Gunmen on motorcycle taxis killed an Islamic cleric Saturday in northern Nigeria who had been an outspoken critic of a radical Muslim sect blamed for a rash of recent shootings, a police commissioner said.
Authorities believe Sheikh Bashir Mustapha was slain by members of the sect called Boko Haram, which means "Western education is sacrilege" in the local Hausa language.
The group is campaigning for the implementation of strict Shariah law, and officials believe members are behind a rash of killings committed by Kalashnikov-carrying men riding motorcycle taxis.
Commissioner Ibrahim Abdu said the killing of a renowned Islamic cleric, however, takes on "a different dimension." He said six armed suspects on motorcycle taxis stormed the cleric's home around 10 a.m.

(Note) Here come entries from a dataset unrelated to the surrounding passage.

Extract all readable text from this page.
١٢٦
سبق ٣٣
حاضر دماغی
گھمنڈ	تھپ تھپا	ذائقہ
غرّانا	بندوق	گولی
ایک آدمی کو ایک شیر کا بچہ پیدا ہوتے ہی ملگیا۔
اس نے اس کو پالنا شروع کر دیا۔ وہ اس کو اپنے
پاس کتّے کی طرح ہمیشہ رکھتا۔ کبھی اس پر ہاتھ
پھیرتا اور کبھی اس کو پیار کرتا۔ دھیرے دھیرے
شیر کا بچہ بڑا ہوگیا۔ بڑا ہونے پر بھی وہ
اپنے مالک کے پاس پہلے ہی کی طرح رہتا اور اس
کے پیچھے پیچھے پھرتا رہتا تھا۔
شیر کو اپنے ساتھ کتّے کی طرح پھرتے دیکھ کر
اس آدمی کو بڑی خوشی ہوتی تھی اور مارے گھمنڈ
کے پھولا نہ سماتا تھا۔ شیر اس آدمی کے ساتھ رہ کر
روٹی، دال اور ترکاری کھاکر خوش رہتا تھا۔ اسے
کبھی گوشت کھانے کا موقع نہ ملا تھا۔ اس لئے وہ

Saturday and also killed his personal assistant.
Many of the recent killings have targeted those who testified against Boko Haram members in open court after a 2009 riot that sparked a security crackdown that left more than 700 people dead.
In recent months, rumors about the group rearming have spread throughout northern Nigeria, though its former leader died in police custody after the 2009 riot in what human rights activists described as an extrajudicial killing. A video recording released in late June showed a Boko Haram leader calling for new violence as the one-year anniversary of their attack neared.
In September, the sect launched a coordinated attack on a federal prison in Bauchi that held many of its followers arrested following last year's riot. The raid freed about 750 prisoners _ many of whom were members of the sect that still remain at large.
Nigeria, a nation of 150 million people, is divided between the Christian-dominated south and the Muslim north. A dozen states across Nigeria's north already have Shariah law in place, though the area remains under the control of secular state governments.